Compositions and related methods for treating IBS and other gastrointestinal disorders and conditions (e.g., gastrointestinal motility disorders, chronic intestinal pseudo-obstruction, colonic pseudo-obstruction, Crohn's disease, duodenogastric reflux, dyspepsia, functional dyspepsia, nonulcer dyspepsia, a functional gastrointestinal disorder, functional heartburn, gastroesophageal reflux disease (GERD), gastroparesis, inflammatory bowel disease, irritable bowel syndrome, post-operative ileus, ulcerative colitis, chronic constipation, and disorders and conditions associated with constipation (e.g. constipation associated with use of opiate pain killers, post-surgical constipation, and constipation associated with neuropathic disorders as well as other conditions and disorders) are described herein.

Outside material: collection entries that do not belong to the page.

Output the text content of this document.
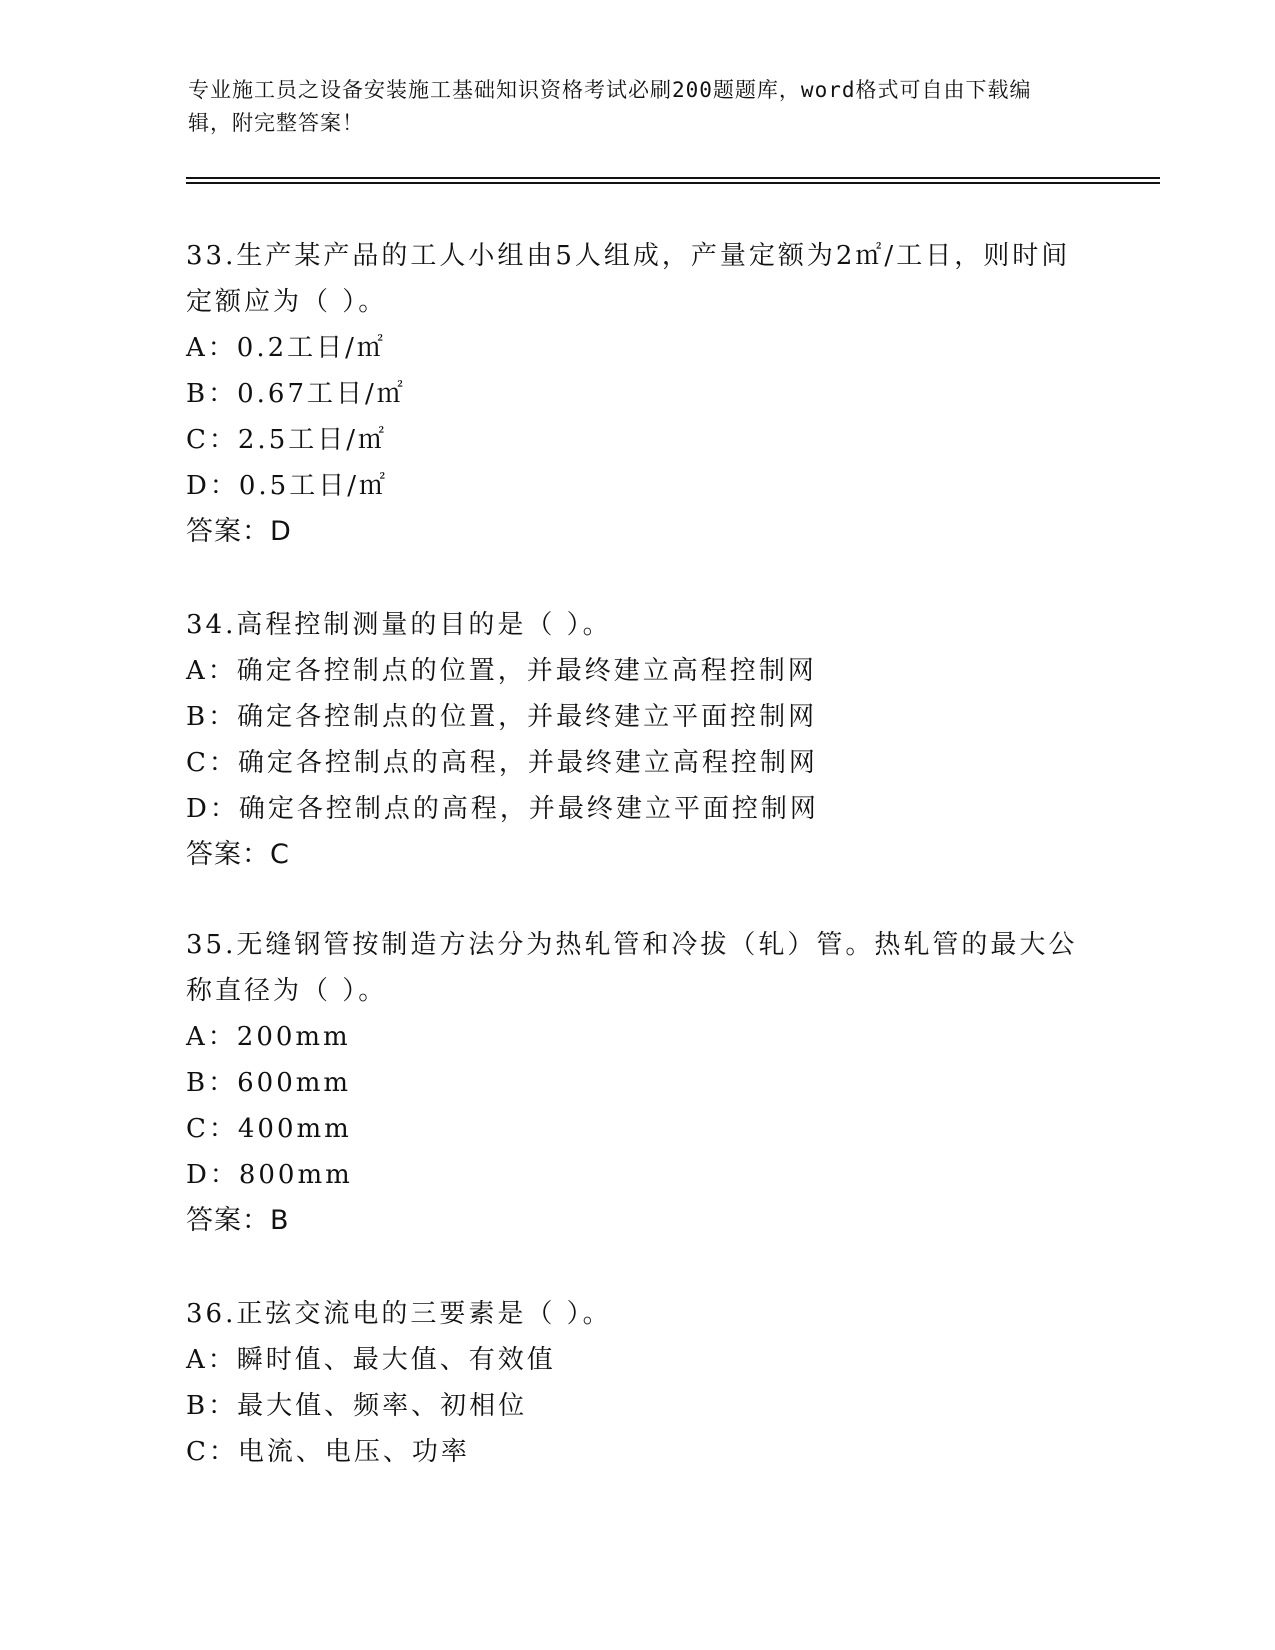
专业施工员之设备安装施工基础知识资格考试必刷200题题库，word格式可自由下载编辑，附完整答案！
33.生产某产品的工人小组由5人组成，产量定额为2㎡/工日，则时间定额应为（ ）。
A：0.2工日/㎡
B：0.67工日/㎡
C：2.5工日/㎡
D：0.5工日/㎡
答案：D
34.高程控制测量的目的是（ ）。
A：确定各控制点的位置，并最终建立高程控制网
B：确定各控制点的位置，并最终建立平面控制网
C：确定各控制点的高程，并最终建立高程控制网
D：确定各控制点的高程，并最终建立平面控制网
答案：C
35.无缝钢管按制造方法分为热轧管和冷拔（轧）管。热轧管的最大公称直径为（ ）。
A：200mm
B：600mm
C：400mm
D：800mm
答案：B
36.正弦交流电的三要素是（ ）。
A：瞬时值、最大值、有效值
B：最大值、频率、初相位
C：电流、电压、功率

Also described herein are compositions and related methods for treating hypertension and/or reducing risk factors associated with hypertension (including: myocardial infarction, heart failure, and stroke).

The methods and compositions described herein relate to the administration of a chymotrypsin inhibitor, an inhibitor of a chymotrypsin-like enzyme, a prodrug of a chymotrypsin inhibitor, a prodrug of an inhibitor of a chymotrypsin-like enzyme, an antibody directed against chymotrypsin, and/or an antibody directed against a chymotrypsin-like enzyme.

Inhibitors of chymotrypsin and inhibitors of a chymotrypsin-like enzyme are useful in the methods and compositions described herein. Such inhibitors can inhibit the activity of chymotrypsin or a chymotrypsin-like enzyme, e.g., in the intestine, kidney or elsewhere in the body, and thereby interfere with the inactivation of guanylin by proteolytic cleavage. In this manner, the inhibitors are expected to potentiate the activity of guanylin present in the body whether the guanylin is produced by or administered to the patient.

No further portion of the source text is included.